I will stop here and maybe figure that I have enough samples and books that involve the stitch. There are only four in the class so far and I have no idea until I start teaching where each of their interests lie.

It will be my last class taught for John C Campbell Folk School here in Brasstown, NC. Thirty years and six months is quite enough. I look forward to really enjoying this last one and hope the students do as well.

Til next week when I can show pretty outside pictures again.

Changing Out Sketchbook Signatures

This is a quick cover to hold three signatures from my travel sketchbook below and a pocket to hold collectibles from my trip in March to Australia.

I simply snip out the used signatures and then restitch them into the spine of a new cover.

Then replace them.

Now I can use this book for my next trip down under. Which by the way is now all sorted with a first stop in Hobart to be with friends a few days before coming to Melbourne to stay a day or so at my favorite hotel and then off to Grampians Textures with exciting students. One of them is taking me up to Baldessin Press for several days before I head off to Geelong area to teach before returning to Melbourne and flying home. If it goes as my travel agent has planned, I will be flying Virgin Airlines Australia. Never used them before but always up for new adventures.

Anyway, back to the sketchbook. I designed this travel box/book to hold just the right amount of paints, hand made and purchased watercolors, pencil, sharpener, eraser, brush etc.
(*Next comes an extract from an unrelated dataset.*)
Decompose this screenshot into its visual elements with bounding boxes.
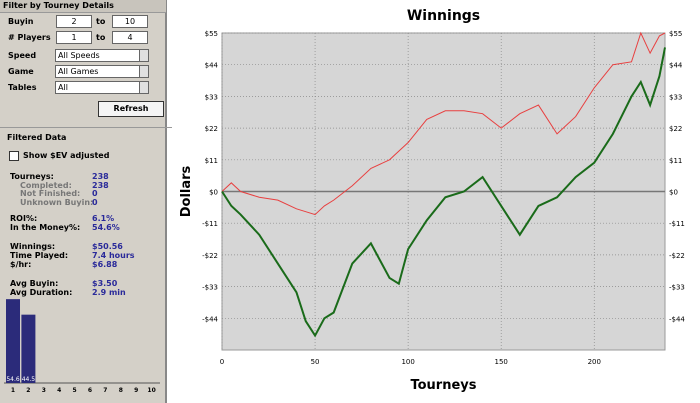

The leather cover part has a pocket attached inside to hold a small palette and is a good place to tuck things.

Here is some of the insides of the transferred signatures.

First stop and most favorite stop is Jude’s in Hobart for a cuppa.

Space between signatures.

How three hole signature is sewn….going in through center hole in signature and rigid spine, in one of the other two holes, across the center hole and out the third hole to come back in on the other side of the inside long stitch to do a square knot over that long stitch. Easy and secures it just fine.

Here is the spine.

And there was enough space left at the back of the book to glue in a sandwich bag to hold all the bits and pieces collected on that trip.

I always glue these “pockets” with the opening toward the signatures so as not to lose things but still have access.

So now to just stitch those new signatures into the old sketch portfolio and I am all ready to go.

The past few days I did get twenty sets of cards packaged up. Tonight is another small dinner party for just four of us. The shrimp pasta dish the other day was quite successful and tonight it is a new recipe for balsamic chicken over rice.

And here is the dam this morning….beautiful as they lower the level for winter. I used to take my students out here to gather pigments for making local watercolors. Pretty isn’t it?

Til later when I find something else that looks interesting.